Most users cite the XA’s complex, 6-element/5-group, 35mm f/2.8 lens as being the camera’s best feature. And it is a very good lens — only wide open do you see softness creeping in from the corners. It’s also a non-folding design (unlike, say, the much touted Minox 35GL or popular Rollei 35), which means the camera is ready to go as soon as you slide the protective cover aside.
But to my way of thinking, a good lens is (or at least, should be) par for the course — it’s all the little details that express the depth of Maitani’s keen attention to the user experience. That’s why I just love the little 3-position switch on the underside of the XA. In its first click-stop position, you get +1.5 stops of exposure compensation. That’s cool. No need to fuss with the little ISO selector to get backlight compensation. The 2nd switch position is the battery check, which triggers an annoying high-pitched beep (that will delight your dog) and lights a red LED on the front of the camera if the batteries are okay. The 3rd and final position arms the self-timer. Now here’s the genius part of it. When the lever is in this position it’s at 90° to the camera body, so when you set the camera down on a flat surface, the switch serves as a stabilizing foot. How clever is that? Maybe I’m too easily impressed, but I really think that’s something.
So what’s it like to use an XA? In a word, fiddly. Most of the ergonomic issues arise from the camera’s diminutive size and simply can’t be avoided. Focusing is accomplished by moving a lever on the bottom front of the camera, which takes a bit of getting used to before your index finger naturally falls there. The ISO selector switch is tiny and best operated with a fingernail. (This is also why the exposure compensation switch is so very useful.) The shutter-release button is electronic and responds to the lightest touch. Again, not a problem once you’re used to it, but you can expect to have a few misfires along the road to familiarity.

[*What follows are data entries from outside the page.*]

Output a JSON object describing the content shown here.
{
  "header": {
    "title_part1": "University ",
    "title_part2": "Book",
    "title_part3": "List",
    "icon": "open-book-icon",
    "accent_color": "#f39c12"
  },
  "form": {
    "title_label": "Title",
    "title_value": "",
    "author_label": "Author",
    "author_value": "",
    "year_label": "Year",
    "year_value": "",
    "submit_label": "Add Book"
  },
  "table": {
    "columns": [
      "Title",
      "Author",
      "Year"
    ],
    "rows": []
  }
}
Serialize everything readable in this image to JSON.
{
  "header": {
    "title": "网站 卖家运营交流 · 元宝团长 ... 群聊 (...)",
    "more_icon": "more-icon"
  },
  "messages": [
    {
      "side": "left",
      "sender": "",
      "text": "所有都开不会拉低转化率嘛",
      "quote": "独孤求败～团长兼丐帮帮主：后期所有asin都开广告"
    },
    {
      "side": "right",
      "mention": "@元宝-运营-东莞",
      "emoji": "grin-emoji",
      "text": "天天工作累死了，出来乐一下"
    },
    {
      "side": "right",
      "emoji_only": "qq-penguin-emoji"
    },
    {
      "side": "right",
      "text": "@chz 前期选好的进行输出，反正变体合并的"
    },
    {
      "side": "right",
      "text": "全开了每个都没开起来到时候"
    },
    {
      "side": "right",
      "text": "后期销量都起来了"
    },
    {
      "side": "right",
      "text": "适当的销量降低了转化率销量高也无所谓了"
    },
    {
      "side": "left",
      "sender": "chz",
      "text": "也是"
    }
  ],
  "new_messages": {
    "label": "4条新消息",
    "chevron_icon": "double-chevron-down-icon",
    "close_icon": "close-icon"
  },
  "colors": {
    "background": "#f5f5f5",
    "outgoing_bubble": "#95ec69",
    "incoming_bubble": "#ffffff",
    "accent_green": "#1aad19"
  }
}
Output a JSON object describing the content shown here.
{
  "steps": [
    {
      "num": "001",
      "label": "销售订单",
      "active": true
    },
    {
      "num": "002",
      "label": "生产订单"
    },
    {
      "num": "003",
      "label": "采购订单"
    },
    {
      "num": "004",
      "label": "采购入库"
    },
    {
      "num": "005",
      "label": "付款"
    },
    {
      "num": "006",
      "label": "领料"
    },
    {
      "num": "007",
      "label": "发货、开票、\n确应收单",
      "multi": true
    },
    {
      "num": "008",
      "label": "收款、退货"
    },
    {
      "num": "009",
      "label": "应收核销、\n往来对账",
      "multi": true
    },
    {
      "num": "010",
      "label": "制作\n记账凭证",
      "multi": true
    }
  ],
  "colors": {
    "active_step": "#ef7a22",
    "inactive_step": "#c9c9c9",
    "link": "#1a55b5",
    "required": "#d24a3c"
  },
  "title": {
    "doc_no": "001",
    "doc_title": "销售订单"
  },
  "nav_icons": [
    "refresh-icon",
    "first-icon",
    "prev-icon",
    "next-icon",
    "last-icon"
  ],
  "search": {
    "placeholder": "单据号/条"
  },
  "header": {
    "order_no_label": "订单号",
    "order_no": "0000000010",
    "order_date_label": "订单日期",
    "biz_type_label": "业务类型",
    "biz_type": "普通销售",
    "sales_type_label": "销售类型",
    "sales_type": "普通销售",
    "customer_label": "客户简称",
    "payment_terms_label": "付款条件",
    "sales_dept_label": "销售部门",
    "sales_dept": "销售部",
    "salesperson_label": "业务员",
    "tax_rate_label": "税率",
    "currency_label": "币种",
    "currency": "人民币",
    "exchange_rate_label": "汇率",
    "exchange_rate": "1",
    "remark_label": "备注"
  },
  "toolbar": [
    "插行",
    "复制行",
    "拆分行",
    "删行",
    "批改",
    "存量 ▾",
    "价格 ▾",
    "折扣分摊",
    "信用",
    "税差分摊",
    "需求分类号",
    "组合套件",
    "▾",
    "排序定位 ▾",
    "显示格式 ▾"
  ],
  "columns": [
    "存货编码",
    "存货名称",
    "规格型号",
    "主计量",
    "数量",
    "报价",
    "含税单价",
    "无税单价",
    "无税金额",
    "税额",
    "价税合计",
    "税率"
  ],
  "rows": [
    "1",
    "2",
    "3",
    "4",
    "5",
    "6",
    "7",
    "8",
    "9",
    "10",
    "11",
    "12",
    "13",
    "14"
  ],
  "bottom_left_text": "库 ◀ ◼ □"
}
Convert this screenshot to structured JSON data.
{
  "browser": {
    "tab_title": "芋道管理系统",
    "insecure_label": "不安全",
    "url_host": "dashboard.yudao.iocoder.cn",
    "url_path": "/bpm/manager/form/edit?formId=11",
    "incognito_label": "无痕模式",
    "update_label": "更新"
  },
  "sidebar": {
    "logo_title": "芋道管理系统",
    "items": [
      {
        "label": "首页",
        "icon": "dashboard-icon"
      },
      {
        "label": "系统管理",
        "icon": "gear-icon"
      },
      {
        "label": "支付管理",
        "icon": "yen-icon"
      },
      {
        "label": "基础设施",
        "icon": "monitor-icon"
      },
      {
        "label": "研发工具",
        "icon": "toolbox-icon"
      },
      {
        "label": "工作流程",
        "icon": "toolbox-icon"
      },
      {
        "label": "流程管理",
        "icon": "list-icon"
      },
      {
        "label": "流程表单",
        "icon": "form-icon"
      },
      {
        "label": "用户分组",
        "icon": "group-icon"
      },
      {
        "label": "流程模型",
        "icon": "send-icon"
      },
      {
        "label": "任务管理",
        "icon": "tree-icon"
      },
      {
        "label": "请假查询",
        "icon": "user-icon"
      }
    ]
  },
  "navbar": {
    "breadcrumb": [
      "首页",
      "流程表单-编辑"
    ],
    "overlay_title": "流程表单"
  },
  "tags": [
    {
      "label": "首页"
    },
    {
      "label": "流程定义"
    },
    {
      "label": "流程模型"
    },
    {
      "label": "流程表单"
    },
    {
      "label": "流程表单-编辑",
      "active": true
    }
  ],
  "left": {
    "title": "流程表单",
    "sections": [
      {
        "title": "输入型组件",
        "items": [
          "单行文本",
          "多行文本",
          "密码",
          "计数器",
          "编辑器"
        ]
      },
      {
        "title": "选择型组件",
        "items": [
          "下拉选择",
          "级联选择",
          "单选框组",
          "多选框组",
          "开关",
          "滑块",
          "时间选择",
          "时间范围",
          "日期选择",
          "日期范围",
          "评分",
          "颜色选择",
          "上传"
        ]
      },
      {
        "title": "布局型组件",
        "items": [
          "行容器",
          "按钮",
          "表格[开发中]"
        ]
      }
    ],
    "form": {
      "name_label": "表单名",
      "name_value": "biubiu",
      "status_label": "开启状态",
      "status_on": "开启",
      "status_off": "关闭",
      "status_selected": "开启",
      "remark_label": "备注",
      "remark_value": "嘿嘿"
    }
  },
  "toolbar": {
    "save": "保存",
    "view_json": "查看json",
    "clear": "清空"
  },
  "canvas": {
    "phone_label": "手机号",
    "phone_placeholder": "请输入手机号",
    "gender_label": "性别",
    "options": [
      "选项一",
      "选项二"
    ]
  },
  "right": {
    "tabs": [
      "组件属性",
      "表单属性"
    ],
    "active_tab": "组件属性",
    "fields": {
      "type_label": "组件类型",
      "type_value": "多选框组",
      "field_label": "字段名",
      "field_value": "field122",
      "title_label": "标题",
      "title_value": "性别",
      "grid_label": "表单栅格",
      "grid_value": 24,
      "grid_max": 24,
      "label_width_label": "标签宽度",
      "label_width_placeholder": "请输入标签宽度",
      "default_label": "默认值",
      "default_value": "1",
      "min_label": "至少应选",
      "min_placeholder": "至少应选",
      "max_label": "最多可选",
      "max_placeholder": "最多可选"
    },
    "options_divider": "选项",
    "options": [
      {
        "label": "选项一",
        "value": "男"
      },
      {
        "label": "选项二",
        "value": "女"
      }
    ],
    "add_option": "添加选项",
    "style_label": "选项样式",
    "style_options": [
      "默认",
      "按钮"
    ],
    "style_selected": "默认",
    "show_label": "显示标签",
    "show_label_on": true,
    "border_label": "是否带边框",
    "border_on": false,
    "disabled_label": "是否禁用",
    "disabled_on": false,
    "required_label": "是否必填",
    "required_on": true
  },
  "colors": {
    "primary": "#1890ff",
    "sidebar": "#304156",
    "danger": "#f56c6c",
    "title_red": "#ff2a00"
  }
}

None of the problems I’ve described seriously get in the way of picture taking, but they’re something to be mindful of if you’re coming to the XA from, say, a full-sized SLR. At the end of the day the XA’s best feature is that it’s a very capable shooter that really does slip easily into your pocket. It’s an excellent go-everywhere camera, especially if you want to have more control that what a typical point-and-shoot offers. It’s been said that the XA is the camera professional photographers take on vacation (or at least did so in the 1970/80s), and that really does sum it up quite well. I’ve gotten many great shots with my XA — some of which were purely opportunistic and that I would have missed if I hadn’t grabbed the camera “just in case…” And as a well worn cliché has it, the camera you have with you always takes better pictures than the one you left at home.